7 February 2018 by and Dispute Resolution Alert

Don’t let your money go up in flames: How to ensure you are protected in the event that a fire originates or spreads from your property

In January in Cape Town, the gale force December winds finally cease to blow leaving the city sweltering in 30-degree temperatures without reprieve. Add to the hot, dry January days, a drought of not insignificant proportion and we have on our hands a recipe for severe fire disaster in this, Cape Town’s fire season.

If you own property in an area prone to veld or forest fires, it is essential that you are familiar with the onerous consequences and obligations of the law on this particular topic. Failure to take heed of the law could result in liability for all of the damages incurred by fire on neighbouring properties.

The National Veld and Forest Fire Act, No 101 of 1998 (Act) contains a provision, at s34, which places a rebuttable presumption of negligence onto the owner of property from which a fire spreads to neighbouring properties. This means that if a fire originates on, or spreads to, your property, and you cannot prove that you have taken reasonable steps to prevent the spread of that fire to neighbouring properties, you can be held liable for all of the neighbours’ damages.

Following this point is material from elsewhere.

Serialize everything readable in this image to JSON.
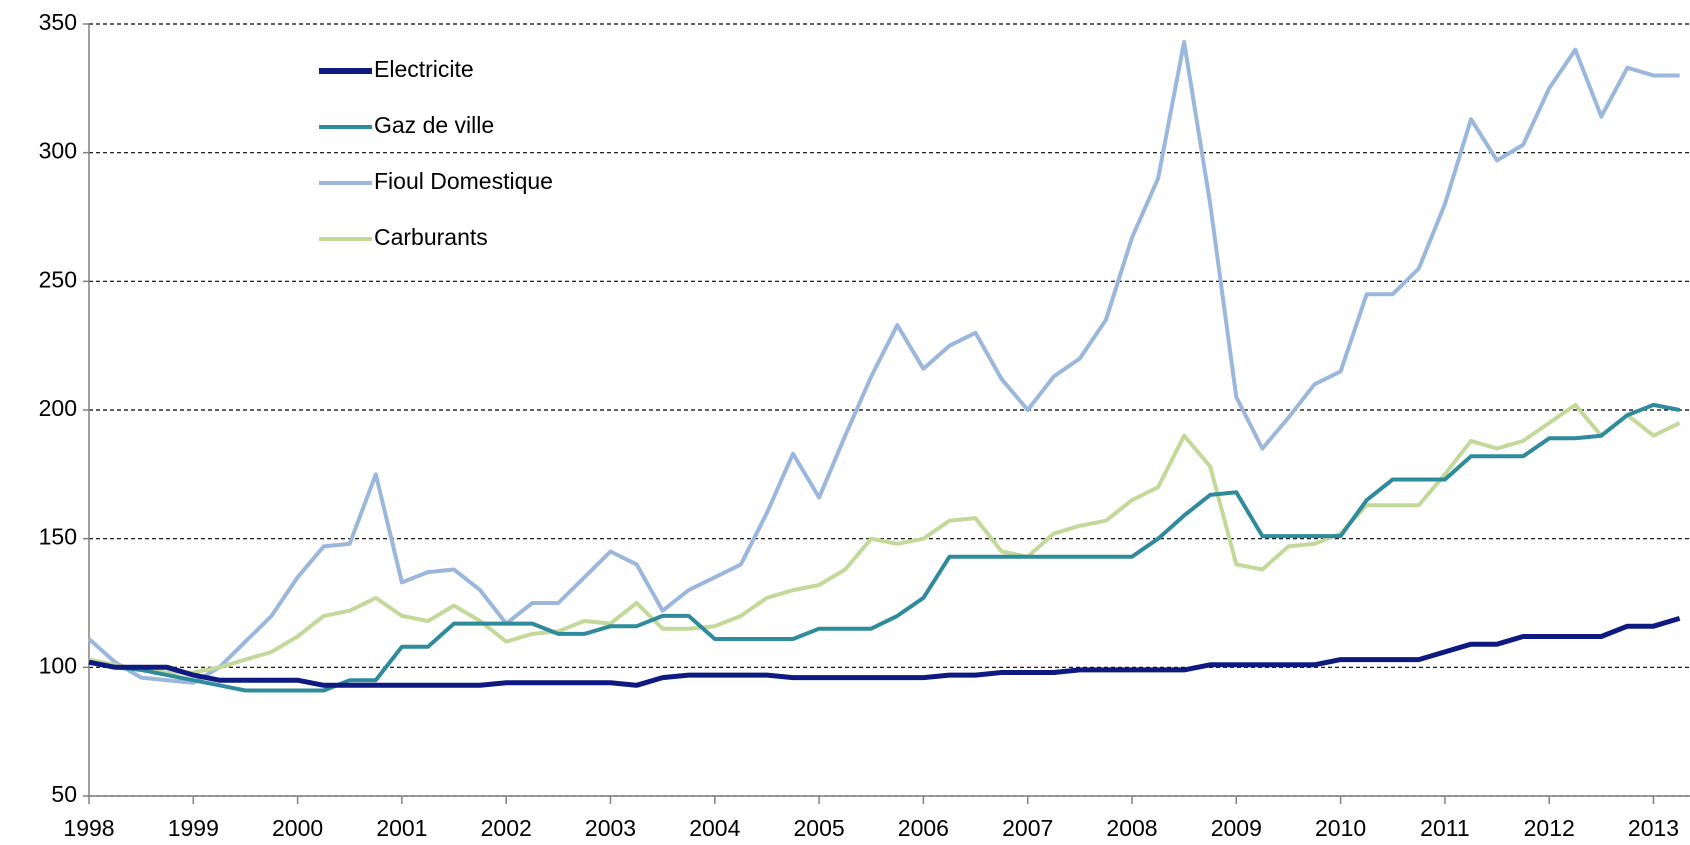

It is important at the outset to clarify the meaning of “owner” in terms of the Act. The Act states that the word “owner” in this context includes lessees or any other person who controls the property. The question arises as to what happens if the owner rents out the land to a lessee who is then in control of the property. This was answered by the Supreme Court of Appeal in MTO Forestry v Swart [2017] ZASCA 57, in which the SCA made it clear that the liable party would be that person or persons in active control of the property. It would be improper to hold an owner liable when he or she is not in a position to access the property to ensure compliance with the Act.

The Act provides a simple mechanism for avoiding liability, namely, being a member of a Fire Prevention Association (FPA). FPAs are groups of land owners that prevent and manage wildland fires in a specifically defined area. Being a member of such an association immediately rebuts the presumption of negligence in the instance of the spread of veld or forest fires. All FPAs must be registered with a central body and can be found online at www.fpasa.co.za.

The Act, at s17, places a further burden onto property owners to acquire equipment and have available personnel to fight fires on land in which a veldfire may start or burn or from whose land it may spread. These obligations are not onerous and are legislated for good reason. The Act does however provide that these obligations can be outsourced to an agent appointed by the landowner.

In the event that a landowner does not belong to an FPA, the presumption of negligence can still be rebutted by showing reasonable measures which have been taken to combat the origin or spread of veldfires. This could include, for example, the establishment and maintenance of fire breaks, the permanent presence of suitably qualified fire prevention personnel, and manned watch towers.

In fact, while the legislation may seem onerous, it is interpreted reasonably by the courts. In the judgment in MTO Forestry v Swart, the court found the Respondent was not liable to the Appellant, his neighbour, on the basis that the Warbos, a particularly flammable, ground-covering plant which is more flammable than the indigenous vegetation in the area, was a naturally occurring resource in the area (despite being an invader species). The court states that it would be concerned if the Warbos was a man-made fire hazard, as opposed to the reality that it is merely a piece of vegetation which occurs naturally and just happens to burn readily.

The onus on a Defendant in a case of the spread of a veldfire is to establish the reasonable steps taken to combat the spread of veldfires. This begs the question as to what the courts consider to be reasonable in such an instance. Appellate Judge Leach stated in the aforementioned case that “when considering the steps which a reasonable person would have taken and the standard of care expected, the bar, whilst high, must not be so high as to be out of reasonable reach.”

He continues:

“a reasonable […] landowner is not obliged to ensure that in all circumstances a fire on its property would not spread beyond its boundaries. They would only be obliged to take reasonable steps in the circumstances to guard against such an event occurring. If a landowner took such steps and a fire spread nevertheless, it cannot be held liable for negligence just because further steps could have been taken.